Journal Article
Positive work relationships often emerge when coworkers blur the boundaries of their work and nonwork lives in their interactions. A growing body of scholarship suggests that such boundary blurring increasingly occurs in a variety of nonwork settings. However, existing research has drawn mixed conclusions about whether boundary-blurring interactions in nonwork settings lead to beneficial or detrimental outcomes for coworker relationships.
Through an inductive study of users of the exercise platform Peloton, the authors build theory on how and why a nonwork interaction setting facilitates work-nonwork boundary blurring that leads to positive work relationships.

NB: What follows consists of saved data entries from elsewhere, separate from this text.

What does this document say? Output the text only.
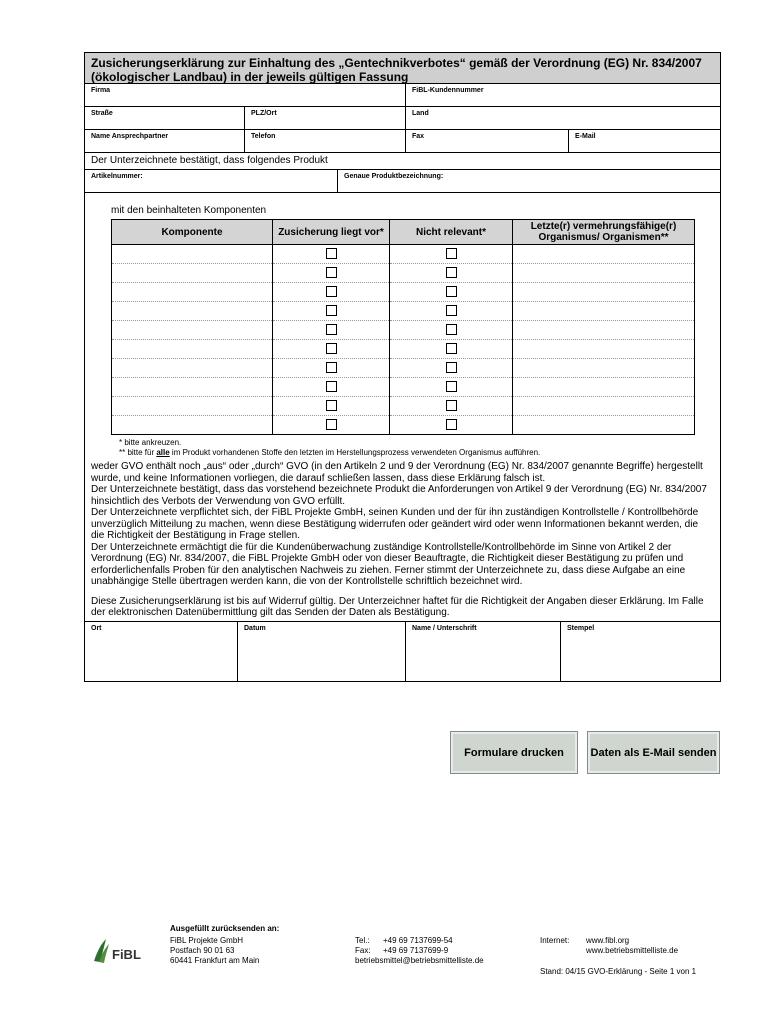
Zusicherungserklärung zur Einhaltung des „Gentechnikverbotes“ gemäß der Verordnung (EG) Nr. 834/2007 (ökologischer Landbau) in der jeweils gültigen Fassung
Firma	FiBL-Kundennummer
Straße	PLZ/Ort	Land
Name Ansprechpartner	Telefon	Fax	E-Mail
Der Unterzeichnete bestätigt, dass folgendes Produkt
Artikelnummer:	Genaue Produktbezeichnung:
mit den beinhalteten Komponenten
Komponente	Zusicherung liegt vor*	Nicht relevant*	Letzte(r) vermehrungsfähige(r) Organismus/ Organismen**

* bitte ankreuzen.
** bitte für alle im Produkt vorhandenen Stoffe den letzten im Herstellungsprozess verwendeten Organismus aufführen.
weder GVO enthält noch „aus“ oder „durch“ GVO (in den Artikeln 2 und 9 der Verordnung (EG) Nr. 834/2007 genannte Begriffe) hergestellt wurde, und keine Informationen vorliegen, die darauf schließen lassen, dass diese Erklärung falsch ist.
Der Unterzeichnete bestätigt, dass das vorstehend bezeichnete Produkt die Anforderungen von Artikel 9 der Verordnung (EG) Nr. 834/2007 hinsichtlich des Verbots der Verwendung von GVO erfüllt.
Der Unterzeichnete verpflichtet sich, der FiBL Projekte GmbH, seinen Kunden und der für ihn zuständigen Kontrollstelle / Kontrollbehörde unverzüglich Mitteilung zu machen, wenn diese Bestätigung widerrufen oder geändert wird oder wenn Informationen bekannt werden, die die Richtigkeit der Bestätigung in Frage stellen.
Der Unterzeichnete ermächtigt die für die Kundenüberwachung zuständige Kontrollstelle/Kontrollbehörde im Sinne von Artikel 2 der Verordnung (EG) Nr. 834/2007, die FiBL Projekte GmbH oder von dieser Beauftragte, die Richtigkeit dieser Bestätigung zu prüfen und erforderlichenfalls Proben für den analytischen Nachweis zu ziehen. Ferner stimmt der Unterzeichnete zu, dass diese Aufgabe an eine unabhängige Stelle übertragen werden kann, die von der Kontrollstelle schriftlich bezeichnet wird.
Diese Zusicherungserklärung ist bis auf Widerruf gültig. Der Unterzeichner haftet für die Richtigkeit der Angaben dieser Erklärung. Im Falle der elektronischen Datenübermittlung gilt das Senden der Daten als Bestätigung.
Ort	Datum	Name / Unterschrift	Stempel
Formulare drucken	Daten als E-Mail senden
FiBL
Ausgefüllt zurücksenden an:
FiBL Projekte GmbH
Postfach 90 01 63
60441 Frankfurt am Main
Tel.: +49 69 7137699-54
Fax: +49 69 7137699-9
betriebsmittel@betriebsmittelliste.de
Internet: www.fibl.org
www.betriebsmittelliste.de
Stand: 04/15 GVO-Erklärung - Seite 1 von 1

The authors' findings demonstrate that informants perceive Peloton as having a unique set of characteristics that filters out the discomfort of interacting with coworkers in a nonwork setting and provides them with new ways of understanding the potential of their coworker relationships. These two processes enable Peloton to function as a relational holding environment or - a social context that reduces uncomfortable relational affect and facilitates relational sensemaking. Experiencing Peloton as a relational holding environment motivates informants to deepen their existing positive relationships and forge a broader set of positive relationships across work-related silos.
The authors' theory advances scholarship on work-nonwork boundaries, positive work relationships, and the psychodynamic literature on holding environments. It also has important implications for how managers and employees navigate social contexts to facilitate positive work relationships.